L'étude de la pression veineuse centrale permet de distinguer grossièrement deux grandes catégories de collapsus :
le collapsus cardiogénique, à pression veineuse élevée, à volémie normale ou haute où l'effondrement du débit cardiaque implique une déchéance myocardique majeure et une évolution habituellement fatale à court terme ;
le collapsus hypovolémique, bien plus fréquent, à pression veineuse basse ou nulle : myocarde initialement normal, volémie effondrée du fait d'une hémorragie ou d'une déshydratation importantes, souvent associées à une séquestration sanguine périphérique secondaire (qui peut être seule en cause, avec effondrement des résistances vasculaires périphériques dans certains chocs toxémiques bactériens).

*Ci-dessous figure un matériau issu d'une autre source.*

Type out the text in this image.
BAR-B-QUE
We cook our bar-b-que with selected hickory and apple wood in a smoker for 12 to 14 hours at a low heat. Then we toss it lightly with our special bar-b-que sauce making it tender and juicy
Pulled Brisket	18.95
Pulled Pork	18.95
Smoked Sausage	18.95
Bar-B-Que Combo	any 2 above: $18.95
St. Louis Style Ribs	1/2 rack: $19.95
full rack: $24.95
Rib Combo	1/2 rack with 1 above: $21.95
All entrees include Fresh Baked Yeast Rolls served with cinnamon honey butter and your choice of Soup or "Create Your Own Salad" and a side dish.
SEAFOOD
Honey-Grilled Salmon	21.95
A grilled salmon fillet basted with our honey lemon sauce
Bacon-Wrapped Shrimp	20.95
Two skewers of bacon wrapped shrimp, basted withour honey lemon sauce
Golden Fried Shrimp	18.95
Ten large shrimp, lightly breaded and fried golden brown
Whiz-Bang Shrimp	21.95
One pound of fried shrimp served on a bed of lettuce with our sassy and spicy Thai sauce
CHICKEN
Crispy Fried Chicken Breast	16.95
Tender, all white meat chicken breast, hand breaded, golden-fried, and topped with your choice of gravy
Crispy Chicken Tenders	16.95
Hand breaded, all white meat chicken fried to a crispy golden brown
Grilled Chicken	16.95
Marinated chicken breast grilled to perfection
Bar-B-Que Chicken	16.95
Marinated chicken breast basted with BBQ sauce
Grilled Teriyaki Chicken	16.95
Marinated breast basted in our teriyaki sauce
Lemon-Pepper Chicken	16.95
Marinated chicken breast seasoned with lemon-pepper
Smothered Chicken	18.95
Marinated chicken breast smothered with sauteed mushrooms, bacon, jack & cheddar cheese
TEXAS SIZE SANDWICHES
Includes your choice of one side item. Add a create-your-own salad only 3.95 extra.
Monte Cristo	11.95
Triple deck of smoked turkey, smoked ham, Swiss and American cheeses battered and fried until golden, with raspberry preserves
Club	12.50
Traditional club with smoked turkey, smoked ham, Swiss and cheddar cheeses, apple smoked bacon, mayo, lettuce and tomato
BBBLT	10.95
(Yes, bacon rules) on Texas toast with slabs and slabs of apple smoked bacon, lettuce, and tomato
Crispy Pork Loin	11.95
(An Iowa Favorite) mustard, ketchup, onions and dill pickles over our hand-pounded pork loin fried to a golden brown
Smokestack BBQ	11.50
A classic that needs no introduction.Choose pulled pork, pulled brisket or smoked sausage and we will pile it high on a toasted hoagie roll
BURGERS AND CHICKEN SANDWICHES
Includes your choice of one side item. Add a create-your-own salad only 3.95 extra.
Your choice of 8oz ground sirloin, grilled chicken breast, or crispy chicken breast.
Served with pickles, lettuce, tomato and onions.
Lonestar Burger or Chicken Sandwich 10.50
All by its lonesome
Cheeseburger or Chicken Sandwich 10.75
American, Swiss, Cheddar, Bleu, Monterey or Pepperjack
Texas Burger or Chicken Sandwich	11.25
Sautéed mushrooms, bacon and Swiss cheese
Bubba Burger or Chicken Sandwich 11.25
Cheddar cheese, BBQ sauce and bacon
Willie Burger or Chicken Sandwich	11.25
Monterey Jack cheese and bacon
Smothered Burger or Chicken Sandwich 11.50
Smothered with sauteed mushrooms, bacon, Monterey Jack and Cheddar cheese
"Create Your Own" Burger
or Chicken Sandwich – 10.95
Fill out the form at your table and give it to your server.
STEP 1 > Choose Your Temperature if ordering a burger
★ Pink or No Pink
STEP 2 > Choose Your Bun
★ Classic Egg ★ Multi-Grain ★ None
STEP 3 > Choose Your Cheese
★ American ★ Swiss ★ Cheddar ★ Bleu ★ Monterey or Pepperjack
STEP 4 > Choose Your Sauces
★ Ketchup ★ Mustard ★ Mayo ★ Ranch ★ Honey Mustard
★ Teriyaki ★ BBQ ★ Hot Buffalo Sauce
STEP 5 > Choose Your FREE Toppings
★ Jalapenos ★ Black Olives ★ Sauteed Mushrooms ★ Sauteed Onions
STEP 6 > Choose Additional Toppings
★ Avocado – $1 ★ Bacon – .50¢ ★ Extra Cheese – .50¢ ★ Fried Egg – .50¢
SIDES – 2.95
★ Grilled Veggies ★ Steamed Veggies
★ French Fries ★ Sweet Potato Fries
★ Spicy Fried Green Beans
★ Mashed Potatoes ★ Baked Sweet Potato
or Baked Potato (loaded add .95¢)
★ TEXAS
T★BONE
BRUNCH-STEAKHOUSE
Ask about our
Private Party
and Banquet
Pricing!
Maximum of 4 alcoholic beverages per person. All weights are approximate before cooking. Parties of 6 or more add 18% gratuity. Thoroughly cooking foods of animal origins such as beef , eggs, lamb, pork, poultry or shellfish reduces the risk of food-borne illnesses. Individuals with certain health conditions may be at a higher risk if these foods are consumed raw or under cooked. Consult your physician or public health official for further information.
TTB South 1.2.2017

Un traitement d'urgence, visant essentiellement à rétablir la normovolémie par un apport liquidien ou sanguin par voie veineuse, et à stimuler la vaso-motricité périphérique par divers médicaments analeptiques, permet habituellement de rétablir une situation circulatoire normale, faute de quoi l'évolution se fait vers le « choc secondaire », ou « choc vrai », bien souvent irréversible.